The roll-out strategy does two things: the more times you visit a (sub)lesson, the more of its contents (attributes) become visible. At the same time the opposite is also possible: the more times you visit a (sub)lesson, the more of its contents become invisible. This is governed by weight (number of visits) and label (either showafter or showatmost for content that needs to appear or disappear respectively). The keywords strategy is a special version of the same principle, which only uses labels (number of visits is always 1, and the content is always revealed, never hidden)
Visual / Verbal
Concepts are either unlabeled (general) or have label ‘visverb’ with a weight indicating where on the vis/verb axis they lie. Visual concepts have weight nearer 0 and verbal concepts have weight nearer 100. The user has a stereotype ‘visverb’ which is also a number between 0 and 100, with the same meaning (0=visual, 100=verbal user). The user selects a stereotype by visiting special ‘settings’ concepts; the weight of the concept becomes their new visverb number.
A variable in the UM defines a threshold. visverb concepts are visible if and only if abs(weight-stereotype)<=threshold. So it’s like a band filter (this makes it more appropriate to knowledge levels, I guess). General concepts are always visible and have no effect on the adaptation.
Beginner, Intermediate, Advanced
This is an attempt at combining all four of the above strategies, without resorting to labels that are cartesian products. Using Cartesian products a label A-B-C is treated as three labels A, B and C respectively… which one the weight applies to is harder to define, although I guess one could split the weight into component numbers (like units vs tens) that can be separated out again. I don’t really think that’s very elegant or robust though.
So the idea was to have labels/weights be inherited by child lessons unless explicitly overruled by their own label/weight. (This way a concept can indirectly get multiple labels). These labels are all stored in an overlay that is then used instead of the GM labels for the adaptation rules. This is basically a workaround for a MOT shortcoming. Unfortunately the inheritance idea doesn’t work because of the way group lessons are handled by LAG (their labels and weights can’t be inspected). The strategy is included for ‘educational’ purposes, since the principle itself is sound.
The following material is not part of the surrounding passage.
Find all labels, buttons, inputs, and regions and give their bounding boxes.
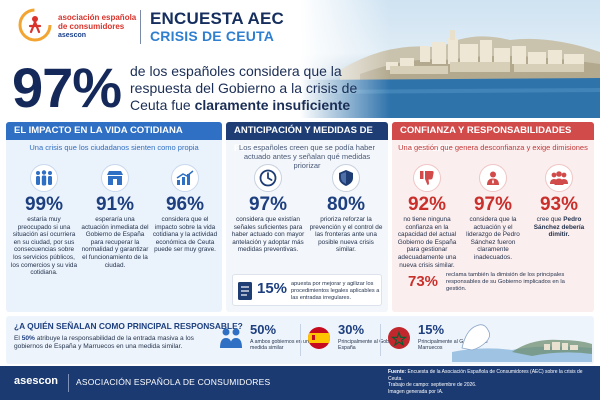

This strategy shows concepts based on their type. This particular implementation only shows concepts of the type text and doesn’t show the other concepts.
After seeing all beginner concepts sets the user to intermediate and shows the related concepts
This strategy shows the concept labelled as start first, then the rest of the content in a depth first manner using the child-parent relations
This strategy shows the concepts in a breadth first manner. It uses a user model variable called level which determines which level in the hierarchy gets shown.